LLM-Augmented Knowledge Base Construction For Root Cause Analysis

A new study compares Fine-Tuning, RAG, and Hybrid LLM approaches to automate root cause analysis for critical network failures.

Deep Dive

A team of researchers from Concordia University and Ericsson has published a paper, accepted by IEEE Access, detailing a novel method for automating a critical but time-consuming IT task: building a knowledge base for Root Cause Analysis (RCA). When network outages occur, engineers must sift through thousands of past support tickets to find similar incidents and solutions. This research automates that process by using Large Language Models (LLMs) to digest historical ticket data and construct a structured, queryable knowledge base.

The study rigorously compared three LLM methodologies: Fine-Tuning a base model on the ticket data, using a RAG (Retrieval-Augmented Generation) system to fetch relevant ticket information, and a Hybrid approach combining both. Tested on a real-world industrial dataset, the methods were evaluated using both lexical and semantic similarity metrics to ensure the generated knowledge was accurate and contextually relevant. The results demonstrate that an LLM-augmented knowledge base can serve as an excellent starting point for engineers, drastically cutting down the initial diagnostic phase of an outage.

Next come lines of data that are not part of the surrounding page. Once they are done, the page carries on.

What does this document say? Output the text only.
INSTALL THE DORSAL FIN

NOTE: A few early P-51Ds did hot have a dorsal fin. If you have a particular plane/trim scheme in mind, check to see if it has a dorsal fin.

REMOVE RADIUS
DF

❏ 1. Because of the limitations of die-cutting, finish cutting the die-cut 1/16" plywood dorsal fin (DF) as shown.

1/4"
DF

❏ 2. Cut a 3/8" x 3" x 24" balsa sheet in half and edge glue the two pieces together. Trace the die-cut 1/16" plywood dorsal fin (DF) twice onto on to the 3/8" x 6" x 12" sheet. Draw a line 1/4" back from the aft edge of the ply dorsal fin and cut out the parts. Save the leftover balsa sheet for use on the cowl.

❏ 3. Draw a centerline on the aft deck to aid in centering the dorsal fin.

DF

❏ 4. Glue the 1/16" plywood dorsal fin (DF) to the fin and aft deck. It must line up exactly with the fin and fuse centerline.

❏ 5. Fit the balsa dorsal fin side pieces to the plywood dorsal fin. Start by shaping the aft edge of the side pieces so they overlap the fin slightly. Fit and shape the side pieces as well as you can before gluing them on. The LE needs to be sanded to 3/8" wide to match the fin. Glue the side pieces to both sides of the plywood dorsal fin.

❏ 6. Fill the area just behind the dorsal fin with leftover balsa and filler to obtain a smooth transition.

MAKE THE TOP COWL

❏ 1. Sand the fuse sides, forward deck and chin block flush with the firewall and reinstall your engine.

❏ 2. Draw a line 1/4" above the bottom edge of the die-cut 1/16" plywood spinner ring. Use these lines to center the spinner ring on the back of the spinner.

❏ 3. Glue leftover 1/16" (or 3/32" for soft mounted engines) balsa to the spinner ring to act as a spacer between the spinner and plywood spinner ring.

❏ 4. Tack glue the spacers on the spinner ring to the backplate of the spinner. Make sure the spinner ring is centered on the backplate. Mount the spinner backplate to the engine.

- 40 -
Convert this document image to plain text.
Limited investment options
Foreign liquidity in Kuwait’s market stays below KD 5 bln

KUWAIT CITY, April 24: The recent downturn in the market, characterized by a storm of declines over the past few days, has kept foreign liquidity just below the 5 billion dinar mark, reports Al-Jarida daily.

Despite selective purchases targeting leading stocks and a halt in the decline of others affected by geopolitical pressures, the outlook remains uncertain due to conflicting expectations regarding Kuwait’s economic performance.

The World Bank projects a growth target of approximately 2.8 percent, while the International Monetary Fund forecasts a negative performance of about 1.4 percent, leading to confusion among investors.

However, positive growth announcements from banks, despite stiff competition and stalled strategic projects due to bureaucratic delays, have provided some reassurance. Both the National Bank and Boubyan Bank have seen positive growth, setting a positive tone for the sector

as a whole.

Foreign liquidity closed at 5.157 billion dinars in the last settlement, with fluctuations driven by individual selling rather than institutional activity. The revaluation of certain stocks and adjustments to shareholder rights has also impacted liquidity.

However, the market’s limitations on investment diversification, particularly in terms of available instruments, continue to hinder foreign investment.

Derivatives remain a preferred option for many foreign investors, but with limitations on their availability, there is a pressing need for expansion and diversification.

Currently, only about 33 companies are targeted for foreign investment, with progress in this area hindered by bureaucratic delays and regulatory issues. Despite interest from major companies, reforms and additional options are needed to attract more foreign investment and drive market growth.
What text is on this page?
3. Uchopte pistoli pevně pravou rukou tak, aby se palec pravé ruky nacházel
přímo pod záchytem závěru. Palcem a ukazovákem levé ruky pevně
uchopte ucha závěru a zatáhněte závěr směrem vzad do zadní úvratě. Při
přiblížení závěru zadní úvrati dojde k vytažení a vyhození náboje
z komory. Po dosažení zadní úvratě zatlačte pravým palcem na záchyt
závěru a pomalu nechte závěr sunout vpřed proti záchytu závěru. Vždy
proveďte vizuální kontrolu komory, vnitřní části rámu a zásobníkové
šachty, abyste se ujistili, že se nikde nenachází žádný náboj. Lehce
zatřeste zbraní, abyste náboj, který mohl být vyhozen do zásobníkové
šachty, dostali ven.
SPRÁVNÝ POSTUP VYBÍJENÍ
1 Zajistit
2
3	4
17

This work directly tackles the immense pressure on communications providers to maintain 'five 9s' (99.999%) reliability. By transforming unstructured, natural-language ticket archives into a structured knowledge resource, the system enables faster identification of failure patterns and proven solutions. This acceleration in RCA is crucial for minimizing downtime, restoring service rapidly, and ultimately improving overall network resilience against future disruptions.

Key Points
  • The study tested three LLM approaches—Fine-Tuning, RAG, and Hybrid—to build an RCA knowledge base from unstructured support tickets.
  • Evaluation on real industrial data used comprehensive lexical and semantic metrics to ensure the quality of the generated knowledge.
  • The automated system provides engineers a rapid starting point for diagnostics, directly supporting the goal of 99.999% network reliability.

Why It Matters

This automates a manual, critical process for network engineers, potentially slashing outage resolution times and bolstering infrastructure reliability.